The point cloud differentiation analysis of the pace and scope of redevelopment unambiguously identifies the original part of the redeveloped structure. Point cloud differentiation quantifies and graphically represents the preserved part in the new, redeveloped palimpsest. Point cloud differential analysis is a common method with which researchers detect micro-level changes, such as with the Okotoks Erratic— ‘Big Rock’ historical site [84] or changes in the remains of the Batavia shipwreck identified in point clouds from images before recovery and those generated through subsequent museum scans [85]. C2C detection is common and versatile, alas rarely employed on a macro level. The proposed method for investigating the pace of redevelopment reverses the common approach: it compares macro point clouds, which requires data thinning.

The unsupervised classification of orthoplans from point clouds of restored elevations provides a clear-cut and objective assessment of the quality of construction, drying, and conservation works. Until now, unsupervised classification of point-cloud orthoplans was employed globally mainly for damage detection of historical buildings [58]. Although research organisations tend to value this approach more often [60, 75], it is yet to be counted among classic detection methods.
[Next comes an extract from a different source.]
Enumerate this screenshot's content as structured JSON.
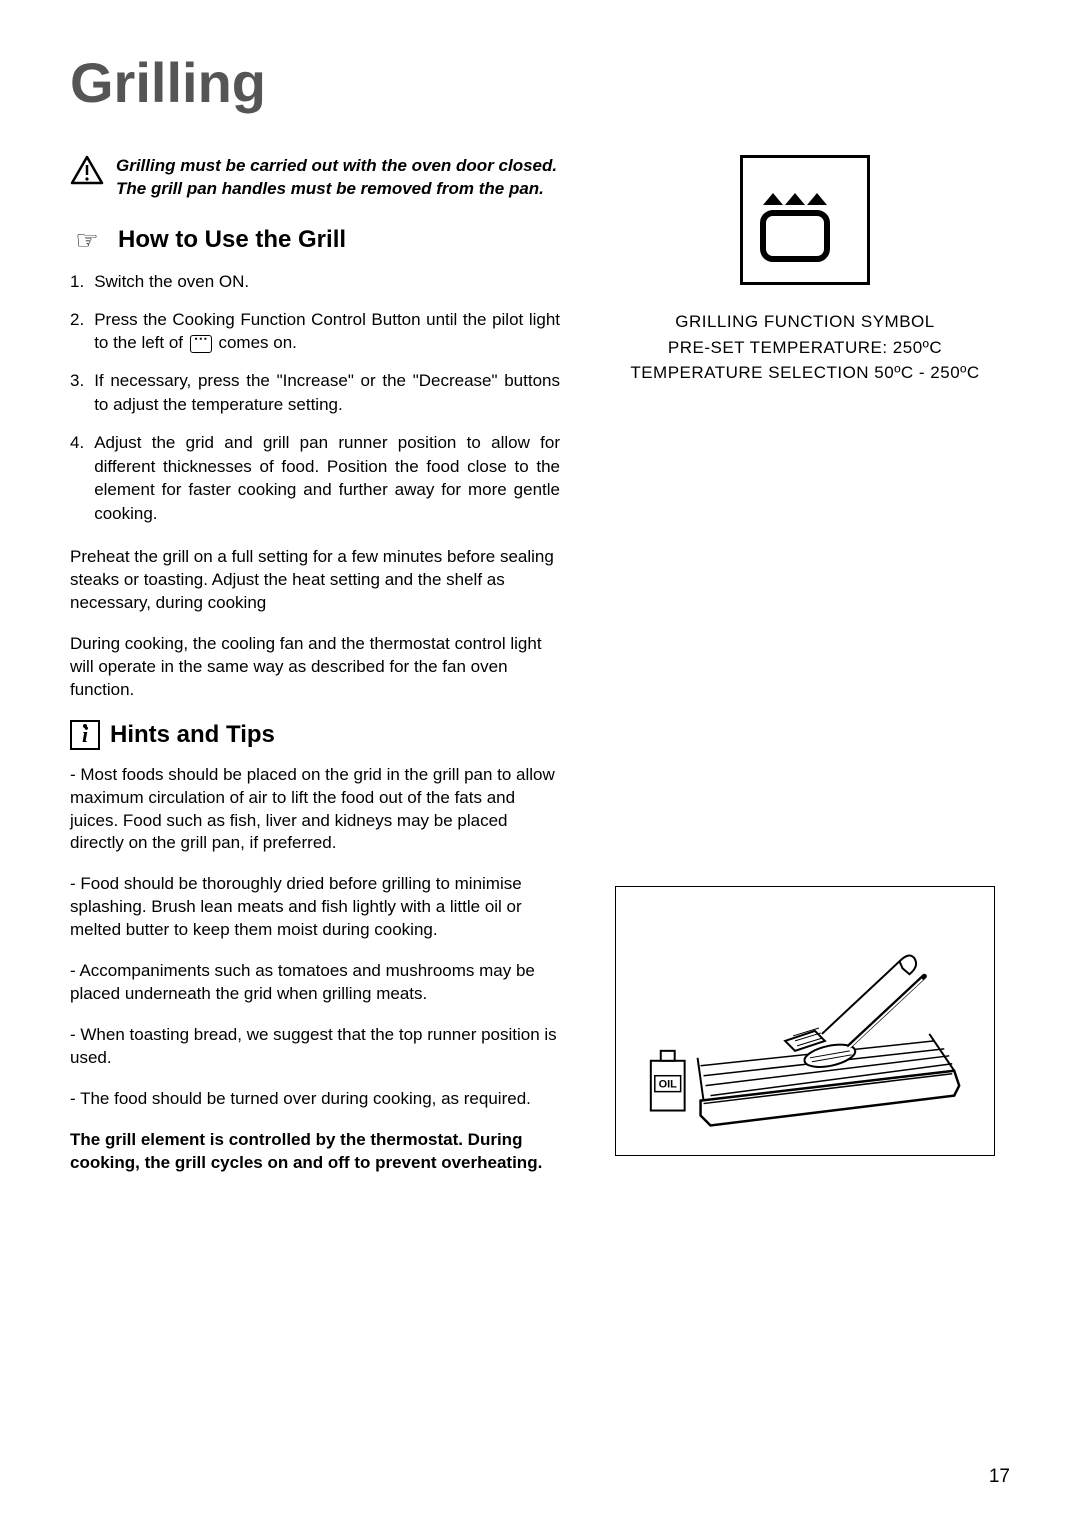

It is partially because, being a novel way of evaluating conservation effort, it still needs to be interpreted by CH redevelopment experts to confirm the correct identification of clusters with the parts of the structure they represent.

A CH BIM from scan data is the sine qua non of effective object management, regrettably still employed mostly by research and academic institutions [62, 79, 83, 86]. The authors had to synergise multiple sources of data: scan data, photographs, and the object's documentation to create the BIM of the historical granary to streamline its management. This way, they created a library of parametric objects typical of the specific case study with which the modelling was completed. The modelling process suggests a conclusion that it is the parametric object library building that is of paramount importance in HBIM creation. These conclusions regarding HBIM creation are consistent with findings by researchers who developed models of historical objects in Jeddah, Saudi Arabia [81] or Porta Savonarola in Padua [80].
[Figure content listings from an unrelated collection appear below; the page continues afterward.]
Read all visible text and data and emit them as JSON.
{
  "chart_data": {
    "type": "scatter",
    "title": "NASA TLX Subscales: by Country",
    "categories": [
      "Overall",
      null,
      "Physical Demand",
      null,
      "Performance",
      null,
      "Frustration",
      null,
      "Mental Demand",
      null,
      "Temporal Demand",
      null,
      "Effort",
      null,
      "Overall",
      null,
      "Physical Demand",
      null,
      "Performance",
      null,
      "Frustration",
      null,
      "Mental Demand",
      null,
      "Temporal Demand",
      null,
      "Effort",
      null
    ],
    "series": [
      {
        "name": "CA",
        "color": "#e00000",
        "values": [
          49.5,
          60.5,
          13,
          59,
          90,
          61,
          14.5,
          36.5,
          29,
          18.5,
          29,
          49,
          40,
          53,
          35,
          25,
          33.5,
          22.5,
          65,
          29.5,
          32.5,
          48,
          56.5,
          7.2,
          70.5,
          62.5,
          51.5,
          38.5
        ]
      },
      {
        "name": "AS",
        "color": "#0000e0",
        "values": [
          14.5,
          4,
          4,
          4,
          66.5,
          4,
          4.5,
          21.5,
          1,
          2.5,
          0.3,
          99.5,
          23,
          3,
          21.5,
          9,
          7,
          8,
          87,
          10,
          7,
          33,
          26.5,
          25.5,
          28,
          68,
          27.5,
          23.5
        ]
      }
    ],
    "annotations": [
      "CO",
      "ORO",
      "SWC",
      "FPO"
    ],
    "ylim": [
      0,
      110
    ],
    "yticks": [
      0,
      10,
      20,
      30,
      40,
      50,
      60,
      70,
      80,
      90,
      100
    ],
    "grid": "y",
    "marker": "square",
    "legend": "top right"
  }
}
Sustainable redevelopment of cultural heritage requires constant monitoring of changes in the object to preserve its heritage. The analyses facilitated generalised conclusions that characterise the potential and importance of remote-sensing data in CH monitoring:

  1. 1.

    Consistency of the scope and character of the redevelopment with the design could be verified in real-time on the construction site with point cloud processing tools by juxtaposing cloud slices with the design.

  2. 2.

    The degree of changes (such as demolitions) in a historical structure and the pace of its redevelopment can be determined with point cloud differentiation algorithms with sufficiently thinned 3D point data.

  3. 3.

    Classification of the laser return intensity value successfully demonstrate the results of heritage surface conservation on rasters with no manual analyses by restoration experts.

  4. 4.

    HBIM significantly helps with the preservation of data of materials used during the sustainable redevelopment of CH, design documents, shape, planning and carrying out repairs, overhauls, or conservation of the structure, and virtual tours of its interior and exterior.
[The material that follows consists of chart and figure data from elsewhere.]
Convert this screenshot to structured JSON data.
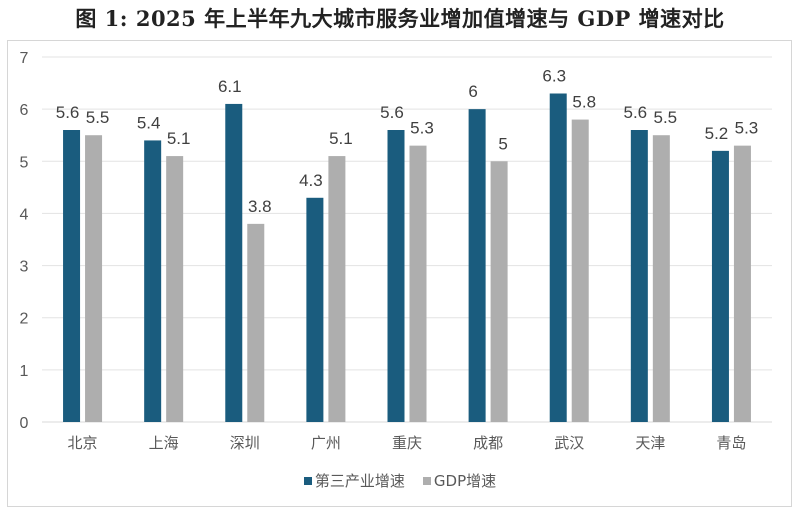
{
  "chart_data": {
    "type": "bar",
    "title": "图 1: 2025 年上半年九大城市服务业增加值增速与 GDP 增速对比",
    "xlabel": "",
    "ylabel": "",
    "ylim": [
      0,
      7
    ],
    "yticks": [
      "0",
      "1",
      "2",
      "3",
      "4",
      "5",
      "6",
      "7"
    ],
    "grid": true,
    "legend_position": "bottom",
    "categories": [
      "北京",
      "上海",
      "深圳",
      "广州",
      "重庆",
      "成都",
      "武汉",
      "天津",
      "青岛"
    ],
    "series": [
      {
        "name": "第三产业增速",
        "color": "#1a5c7e",
        "values": [
          5.6,
          5.4,
          6.1,
          4.3,
          5.6,
          6,
          6.3,
          5.6,
          5.2
        ],
        "labels": [
          "5.6",
          "5.4",
          "6.1",
          "4.3",
          "5.6",
          "6",
          "6.3",
          "5.6",
          "5.2"
        ]
      },
      {
        "name": "GDP增速",
        "color": "#aeaeae",
        "values": [
          5.5,
          5.1,
          3.8,
          5.1,
          5.3,
          5,
          5.8,
          5.5,
          5.3
        ],
        "labels": [
          "5.5",
          "5.1",
          "3.8",
          "5.1",
          "5.3",
          "5",
          "5.8",
          "5.5",
          "5.3"
        ]
      }
    ]
  },
  "colors": {
    "gridline": "#e3e3e3",
    "axis": "#d9d9d9"
  }
}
Periodic laser scanning of CH is a robust method for redevelopment monitoring. Cloud data provide beyond any doubt comprehensive insight into the construction progress regarding the shape and the radiometric approach. The cloud data analyses demonstrate the potential of scanning objects under redevelopment not only in construction works monitoring, but also, or rather mainly, in CH protection. The palette of cloud data analyses is extensive and growing. Therefore, TLS data capturing is a reasonable way to acquire a spatial database for the redevelopment and functional reuseof historical structures.